Biossensores — dispositivos que usam moléculas biológicas para detectar a presença de uma substância alvo — têm enorme potencial para detectar biomarcadores de doenças, moléculas em ação em diversos processos biológicos ou toxinas e outras substâncias nocivas no ambiente. Um dos tipos mais comuns, os biossensores fluorescentes, consiste em uma biomolécula de ligação ao alvo anexada a uma molécula de sonda que emite luz fluorescente. No entanto, os biossensores fluorescentes são tipicamente reagentes de baixo contraste porque suas sondas fluorescentes estão sempre “ligadas” e as moléculas de biossensores não ligadas precisam ser lavadas antes que um sinal preciso possa ser detectado.
Um grande avanço são os “biossensores fluorescentes ativados por ligação” de alto contraste (nanosensores) que só acendem quando se ligam à molécula alvo, mas criar tais nanossensores é desafiador, pois a ligação efetiva ao alvo e um interruptor de fluorescência precisam ser combinados em um pequeno pacote molecular que também possa ser entregue com eficiência a vários tipos de amostras e fabricado em escala de forma econômica.
Agora, uma equipe de pesquisa colaborativa do Wyss Institute da Universidade de Harvard, da Harvard Medical School (HMS), do MIT e da Universidade de Edimburgo, no Reino Unido, desenvolveu uma plataforma de biologia sintética para agilizar a descoberta, a evolução molecular e a fabricação econômica de nanosensores pequenos e altamente eficientes que podem detectar proteínas, peptídeos e pequenas moléculas específicas aumentando sua fluorescência em até 100 vezes em menos de um segundo. Como um componente-chave, a plataforma usa novos aminoácidos fluorogênicos (FgAAs) que podem ser codificados em pequenas sequências de proteínas de ligação ao alvo (ligantes) com a ajuda de uma metodologia inovadora que permite a em vitro expansão do código genético. Por meio de um processo de triagem de sensores de alto rendimento, validação e evolução direcionada, a plataforma permite a transformação rápida e econômica de ligantes de proteínas em nanosensores de alto contraste para uma ampla gama de aplicações em pesquisa fundamental, monitoramento ambiental, diagnósticos médicos e terapêutica aumentada.

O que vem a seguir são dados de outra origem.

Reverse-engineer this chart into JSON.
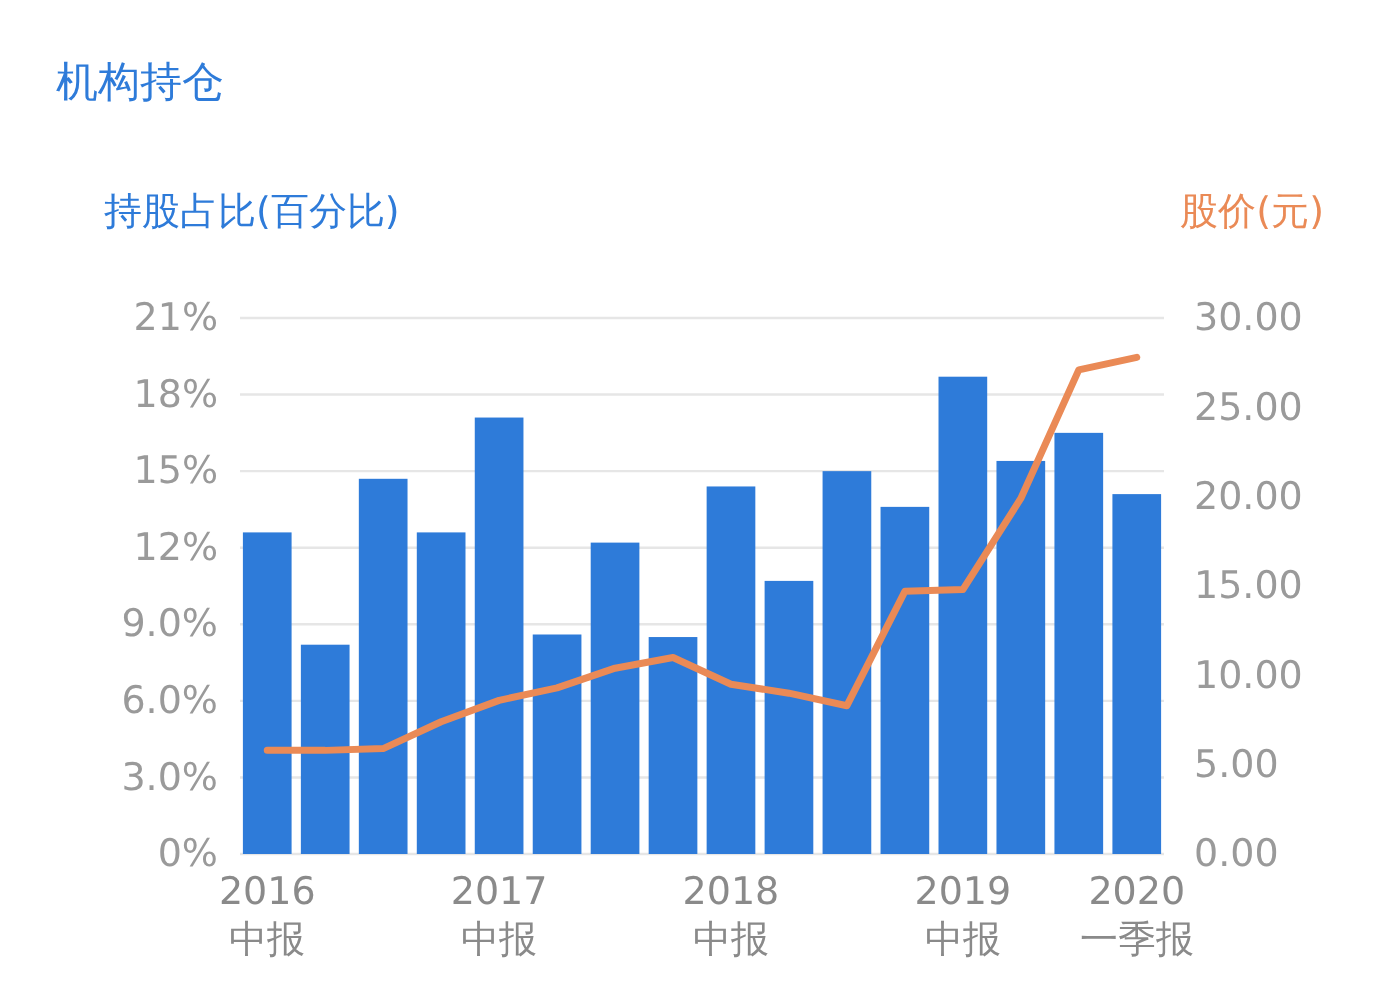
{
  "chart_data": {
    "type": "bar",
    "title": "机构持仓",
    "ylabel": "持股占比(百分比)",
    "y2label": "股价(元)",
    "categories": [
      "2016\n中报",
      null,
      null,
      null,
      "2017\n中报",
      null,
      null,
      null,
      "2018\n中报",
      null,
      null,
      null,
      "2019\n中报",
      null,
      null,
      "2020\n一季报"
    ],
    "series": [
      {
        "color": "#2e7bd9",
        "values": [
          12.6,
          8.2,
          14.7,
          12.6,
          17.1,
          8.6,
          12.2,
          8.5,
          14.4,
          10.7,
          15.0,
          13.6,
          18.7,
          15.4,
          16.5,
          14.1
        ]
      },
      {
        "type": "line",
        "axis": "y2",
        "color": "#ea8a56",
        "values": [
          5.8,
          5.8,
          5.9,
          7.4,
          8.6,
          9.3,
          10.4,
          11.0,
          9.5,
          9.0,
          8.3,
          14.7,
          14.8,
          19.9,
          27.1,
          27.8
        ]
      }
    ],
    "ylim": [
      0,
      21
    ],
    "yticks": [
      {
        "value": 0,
        "label": "0%"
      },
      {
        "value": 3,
        "label": "3.0%"
      },
      {
        "value": 6,
        "label": "6.0%"
      },
      {
        "value": 9,
        "label": "9.0%"
      },
      {
        "value": 12,
        "label": "12%"
      },
      {
        "value": 15,
        "label": "15%"
      },
      {
        "value": 18,
        "label": "18%"
      },
      {
        "value": 21,
        "label": "21%"
      }
    ],
    "y2lim": [
      0,
      30
    ],
    "y2ticks": [
      {
        "value": 0,
        "label": "0.00"
      },
      {
        "value": 5,
        "label": "5.00"
      },
      {
        "value": 10,
        "label": "10.00"
      },
      {
        "value": 15,
        "label": "15.00"
      },
      {
        "value": 20,
        "label": "20.00"
      },
      {
        "value": 25,
        "label": "25.00"
      },
      {
        "value": 30,
        "label": "30.00"
      }
    ],
    "grid": "y",
    "marker": "none",
    "line_style": "solid"
  }
}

As descobertas são publicadas em Comunicações da Natureza.
“Há muito tempo trabalhamos na expansão do código genético das células para dotá-las de novas capacidades que permitam a pesquisa, a biotecnologia e a medicina em diferentes áreas, e este estudo é uma extensão altamente promissora desse esforço. em vitro“, disse o membro do corpo docente do Wyss Core, George Church, Ph.D., que liderou o estudo. “Esta nova plataforma de biologia sintética resolve muitos dos obstáculos que estavam no caminho da atualização de proteínas com novas químicas, como exemplificado por biossensores instantâneos mais capazes, e está pronta para impactar muitas áreas biomédicas.” Church é um líder da Plataforma de Biologia Sintética do Wyss Institute, e também o Professor Robert Winthrop de Genética na HMS e Professor de Ciências da Saúde e Tecnologia na Universidade de Harvard e no MIT.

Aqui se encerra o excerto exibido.